In the latter role, she is the supreme consciousness Maha Saraswati, the giver of wisdom. She freezes the demon from the thoughts of evil by manifesting the true identity to them and with her various forms killed Sumbha and Nisumbha and also Canda, Munda, and the other demons that rose to lives from the seeds of their own blood, “the rath beeju”. She is the Goddess Candi, the unified power of existence, consciousness, and bliss. This unified power of truth, consciousness, and bliss assumed the form of Goddess Candi, the all truth, wisdom, will, and achievement. She is without form but she takes up the form for the good of her worshippers.
The sage has expressed the blissful image as mentioned in the three charitas earlier and the glory of the Goddess in the language of magnificent poetry. The words of the courage of Goddess and the description of her war with demons all appear in a unique poetic suggestiveness.

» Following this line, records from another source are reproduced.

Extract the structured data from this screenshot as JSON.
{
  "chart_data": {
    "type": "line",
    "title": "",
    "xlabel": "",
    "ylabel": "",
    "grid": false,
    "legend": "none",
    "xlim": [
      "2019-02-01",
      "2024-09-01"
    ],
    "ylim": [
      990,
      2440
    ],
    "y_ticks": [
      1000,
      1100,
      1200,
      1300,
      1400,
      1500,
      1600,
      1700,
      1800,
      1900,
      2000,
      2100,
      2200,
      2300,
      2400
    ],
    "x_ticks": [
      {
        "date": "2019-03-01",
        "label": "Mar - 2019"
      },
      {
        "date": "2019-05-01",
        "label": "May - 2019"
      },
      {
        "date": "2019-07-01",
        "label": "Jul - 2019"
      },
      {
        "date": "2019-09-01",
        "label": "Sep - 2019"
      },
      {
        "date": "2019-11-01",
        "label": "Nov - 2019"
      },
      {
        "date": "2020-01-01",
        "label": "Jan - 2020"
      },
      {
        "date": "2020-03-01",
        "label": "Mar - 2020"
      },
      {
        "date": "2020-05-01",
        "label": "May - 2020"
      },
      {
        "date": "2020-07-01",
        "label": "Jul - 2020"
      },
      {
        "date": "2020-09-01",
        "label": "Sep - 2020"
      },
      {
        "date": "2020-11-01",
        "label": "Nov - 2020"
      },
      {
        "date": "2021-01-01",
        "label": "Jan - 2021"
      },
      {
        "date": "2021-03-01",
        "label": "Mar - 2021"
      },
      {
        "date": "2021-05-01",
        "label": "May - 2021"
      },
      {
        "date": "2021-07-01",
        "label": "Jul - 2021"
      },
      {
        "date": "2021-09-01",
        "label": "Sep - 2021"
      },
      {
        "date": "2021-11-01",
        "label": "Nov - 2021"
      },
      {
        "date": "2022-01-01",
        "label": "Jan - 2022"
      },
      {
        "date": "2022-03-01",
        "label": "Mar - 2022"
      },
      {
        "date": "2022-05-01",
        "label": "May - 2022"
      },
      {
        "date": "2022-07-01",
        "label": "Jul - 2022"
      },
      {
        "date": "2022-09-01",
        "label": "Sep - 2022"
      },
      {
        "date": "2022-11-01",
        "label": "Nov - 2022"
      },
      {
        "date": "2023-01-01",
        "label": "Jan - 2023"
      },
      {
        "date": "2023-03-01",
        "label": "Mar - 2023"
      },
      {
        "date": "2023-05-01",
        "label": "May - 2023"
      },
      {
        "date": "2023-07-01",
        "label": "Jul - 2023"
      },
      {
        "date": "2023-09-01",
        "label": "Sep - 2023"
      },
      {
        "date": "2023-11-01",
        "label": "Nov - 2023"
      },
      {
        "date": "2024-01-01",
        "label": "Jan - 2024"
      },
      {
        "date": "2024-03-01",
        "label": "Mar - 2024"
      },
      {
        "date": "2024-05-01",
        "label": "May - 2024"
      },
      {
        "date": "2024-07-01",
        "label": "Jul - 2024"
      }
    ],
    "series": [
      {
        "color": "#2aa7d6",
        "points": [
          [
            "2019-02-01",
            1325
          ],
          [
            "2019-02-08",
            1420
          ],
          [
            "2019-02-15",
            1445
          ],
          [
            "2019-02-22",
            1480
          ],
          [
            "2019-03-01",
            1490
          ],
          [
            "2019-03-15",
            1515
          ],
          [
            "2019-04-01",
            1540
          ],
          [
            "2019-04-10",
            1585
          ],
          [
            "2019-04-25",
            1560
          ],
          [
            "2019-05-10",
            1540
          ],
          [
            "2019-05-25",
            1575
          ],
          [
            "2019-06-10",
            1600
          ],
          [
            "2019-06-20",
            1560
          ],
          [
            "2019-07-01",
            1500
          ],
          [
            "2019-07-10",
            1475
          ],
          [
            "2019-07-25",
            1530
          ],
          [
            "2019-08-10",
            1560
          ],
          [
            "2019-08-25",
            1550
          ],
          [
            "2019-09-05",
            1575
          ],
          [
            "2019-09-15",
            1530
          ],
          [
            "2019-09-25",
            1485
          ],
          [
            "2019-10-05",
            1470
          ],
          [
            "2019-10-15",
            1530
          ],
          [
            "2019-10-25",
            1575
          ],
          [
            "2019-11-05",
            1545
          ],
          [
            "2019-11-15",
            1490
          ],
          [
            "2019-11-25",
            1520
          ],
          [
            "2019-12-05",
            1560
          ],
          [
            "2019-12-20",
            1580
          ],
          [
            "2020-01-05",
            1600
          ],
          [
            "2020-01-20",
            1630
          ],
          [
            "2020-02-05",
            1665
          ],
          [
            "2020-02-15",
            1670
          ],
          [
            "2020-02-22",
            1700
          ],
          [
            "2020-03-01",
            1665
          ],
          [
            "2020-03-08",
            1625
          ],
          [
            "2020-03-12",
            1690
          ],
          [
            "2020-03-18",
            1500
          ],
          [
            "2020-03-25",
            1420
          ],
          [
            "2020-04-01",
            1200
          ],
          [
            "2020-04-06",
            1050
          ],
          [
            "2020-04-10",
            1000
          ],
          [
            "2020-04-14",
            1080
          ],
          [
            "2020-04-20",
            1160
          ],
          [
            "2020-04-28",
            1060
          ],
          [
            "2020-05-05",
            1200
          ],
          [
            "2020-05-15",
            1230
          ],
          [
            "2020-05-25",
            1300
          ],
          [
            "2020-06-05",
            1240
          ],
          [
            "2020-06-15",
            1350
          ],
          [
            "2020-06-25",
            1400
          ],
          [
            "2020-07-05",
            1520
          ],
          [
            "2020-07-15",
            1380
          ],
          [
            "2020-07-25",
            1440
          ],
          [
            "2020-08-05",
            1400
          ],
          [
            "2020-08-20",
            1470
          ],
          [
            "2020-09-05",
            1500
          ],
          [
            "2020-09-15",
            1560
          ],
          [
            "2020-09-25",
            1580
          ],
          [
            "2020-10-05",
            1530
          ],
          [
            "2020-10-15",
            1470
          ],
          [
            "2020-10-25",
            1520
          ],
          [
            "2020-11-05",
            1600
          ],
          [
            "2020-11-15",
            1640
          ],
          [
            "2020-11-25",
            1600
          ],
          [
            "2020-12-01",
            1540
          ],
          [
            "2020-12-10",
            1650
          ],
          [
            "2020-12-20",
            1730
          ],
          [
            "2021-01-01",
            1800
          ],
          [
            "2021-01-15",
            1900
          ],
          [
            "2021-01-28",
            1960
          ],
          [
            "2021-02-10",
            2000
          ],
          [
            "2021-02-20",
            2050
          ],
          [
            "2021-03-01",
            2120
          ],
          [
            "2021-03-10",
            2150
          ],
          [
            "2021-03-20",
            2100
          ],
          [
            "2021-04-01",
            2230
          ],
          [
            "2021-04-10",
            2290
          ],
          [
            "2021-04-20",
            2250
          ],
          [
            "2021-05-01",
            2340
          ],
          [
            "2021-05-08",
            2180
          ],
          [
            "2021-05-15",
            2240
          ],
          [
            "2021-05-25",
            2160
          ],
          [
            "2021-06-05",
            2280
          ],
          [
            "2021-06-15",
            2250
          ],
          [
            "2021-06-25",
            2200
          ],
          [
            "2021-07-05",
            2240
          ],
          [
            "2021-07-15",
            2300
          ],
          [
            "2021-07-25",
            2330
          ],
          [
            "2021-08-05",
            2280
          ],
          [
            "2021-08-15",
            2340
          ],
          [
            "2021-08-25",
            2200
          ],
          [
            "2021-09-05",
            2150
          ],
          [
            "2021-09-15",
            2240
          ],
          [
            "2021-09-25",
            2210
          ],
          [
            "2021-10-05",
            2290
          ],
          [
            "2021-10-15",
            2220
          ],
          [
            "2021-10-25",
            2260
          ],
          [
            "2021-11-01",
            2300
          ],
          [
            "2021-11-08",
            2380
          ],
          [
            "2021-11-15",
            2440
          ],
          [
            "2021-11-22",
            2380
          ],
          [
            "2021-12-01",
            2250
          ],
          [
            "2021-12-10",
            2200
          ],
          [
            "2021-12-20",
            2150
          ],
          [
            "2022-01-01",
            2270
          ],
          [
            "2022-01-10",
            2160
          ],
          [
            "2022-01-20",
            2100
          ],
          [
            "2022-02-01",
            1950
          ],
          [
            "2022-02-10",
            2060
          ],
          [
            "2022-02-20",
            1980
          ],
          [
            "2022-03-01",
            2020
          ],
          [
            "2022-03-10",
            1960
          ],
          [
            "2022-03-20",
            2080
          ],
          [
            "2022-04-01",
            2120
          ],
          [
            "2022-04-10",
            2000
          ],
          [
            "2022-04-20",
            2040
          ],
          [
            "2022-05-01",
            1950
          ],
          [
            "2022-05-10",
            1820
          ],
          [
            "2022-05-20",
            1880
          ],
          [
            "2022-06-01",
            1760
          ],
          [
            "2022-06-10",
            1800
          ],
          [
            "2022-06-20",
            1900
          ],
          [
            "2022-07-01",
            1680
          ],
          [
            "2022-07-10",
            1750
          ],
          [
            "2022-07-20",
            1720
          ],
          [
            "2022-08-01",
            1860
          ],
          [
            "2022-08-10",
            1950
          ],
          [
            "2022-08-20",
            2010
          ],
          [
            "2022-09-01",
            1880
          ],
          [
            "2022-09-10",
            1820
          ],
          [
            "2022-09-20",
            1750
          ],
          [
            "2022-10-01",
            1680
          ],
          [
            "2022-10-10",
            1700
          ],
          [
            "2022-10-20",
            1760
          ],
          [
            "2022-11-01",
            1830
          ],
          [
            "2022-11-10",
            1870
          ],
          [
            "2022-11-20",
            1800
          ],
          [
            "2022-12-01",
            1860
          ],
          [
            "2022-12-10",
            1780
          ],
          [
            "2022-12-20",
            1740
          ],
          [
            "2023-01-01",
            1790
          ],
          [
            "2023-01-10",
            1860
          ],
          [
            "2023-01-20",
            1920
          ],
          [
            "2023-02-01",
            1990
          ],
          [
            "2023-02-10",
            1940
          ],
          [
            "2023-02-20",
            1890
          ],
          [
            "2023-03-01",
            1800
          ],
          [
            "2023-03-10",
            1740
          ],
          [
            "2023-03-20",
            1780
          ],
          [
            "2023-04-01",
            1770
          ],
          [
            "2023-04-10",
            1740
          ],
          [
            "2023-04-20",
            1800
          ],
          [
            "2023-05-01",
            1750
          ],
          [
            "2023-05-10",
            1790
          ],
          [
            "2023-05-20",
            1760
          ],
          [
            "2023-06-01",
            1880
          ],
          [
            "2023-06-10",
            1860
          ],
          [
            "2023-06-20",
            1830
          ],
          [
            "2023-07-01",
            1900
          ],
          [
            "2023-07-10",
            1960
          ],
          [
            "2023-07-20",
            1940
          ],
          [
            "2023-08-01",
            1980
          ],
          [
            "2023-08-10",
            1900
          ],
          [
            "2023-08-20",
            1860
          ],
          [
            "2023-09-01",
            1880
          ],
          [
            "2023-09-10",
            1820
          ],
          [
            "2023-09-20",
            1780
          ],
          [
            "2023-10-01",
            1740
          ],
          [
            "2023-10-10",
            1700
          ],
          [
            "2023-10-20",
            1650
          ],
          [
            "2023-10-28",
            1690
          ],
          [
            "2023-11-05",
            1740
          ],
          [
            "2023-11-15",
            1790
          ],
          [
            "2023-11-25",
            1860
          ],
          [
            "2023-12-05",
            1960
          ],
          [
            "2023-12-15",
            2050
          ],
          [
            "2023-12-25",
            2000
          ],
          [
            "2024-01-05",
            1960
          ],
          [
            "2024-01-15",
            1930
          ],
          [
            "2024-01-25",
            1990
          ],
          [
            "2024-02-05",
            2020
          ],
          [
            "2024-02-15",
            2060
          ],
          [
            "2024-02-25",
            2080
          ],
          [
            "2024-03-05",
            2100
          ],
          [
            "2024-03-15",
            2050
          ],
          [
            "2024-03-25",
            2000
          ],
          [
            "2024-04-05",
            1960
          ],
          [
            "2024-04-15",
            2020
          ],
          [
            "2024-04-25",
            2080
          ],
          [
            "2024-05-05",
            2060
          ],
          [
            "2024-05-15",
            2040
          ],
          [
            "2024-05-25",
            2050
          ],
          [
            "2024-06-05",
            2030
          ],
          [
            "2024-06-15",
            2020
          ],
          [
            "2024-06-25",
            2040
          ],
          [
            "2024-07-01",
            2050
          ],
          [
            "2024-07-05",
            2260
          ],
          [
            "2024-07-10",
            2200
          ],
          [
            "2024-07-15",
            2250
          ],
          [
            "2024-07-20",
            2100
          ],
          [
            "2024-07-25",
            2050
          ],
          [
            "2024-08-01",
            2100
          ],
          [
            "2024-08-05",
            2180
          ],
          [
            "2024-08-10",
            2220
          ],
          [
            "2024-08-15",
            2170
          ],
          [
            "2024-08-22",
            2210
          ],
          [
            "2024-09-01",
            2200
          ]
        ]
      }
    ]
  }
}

Sri Sri Candi is read in the morning after a bath, after performing daily religious service. A self-restrained person should have a seat facing either the east or the north and should read Sri Sri Candi with devotion and understanding, chanting with the correct pronunciation. The best way is to chant it correctly from the memory without looking at the book. In case of inability to do it, it would be proper to place the book on a table or a desk after worship and then it should be read attentively and meaningfully neither in too loud nor in a too low voice, neither too rapidly nor too slowly. Before reading any charita, one should meditate on the image of the deity. A bell has to be rung at the beginning and at the end of each chapter. The reading of Sri Sri Candi would be most proper if it is done on Tuesday or Saturday, the meant for the Divine Mother, or on the day off meant for the worship of the Goddess such as the 8th, 9th, and 14th of new moon day and vice versa. In case of one’s inability to read the entire Candi, daily four elegies of the Goddess from the 1st, 4th, 5th, and the 11th chapter should be read. Reading should continue until a chapter is completed. The best reader of Sri Sri Candi pronounces the words rather than reads it mentally.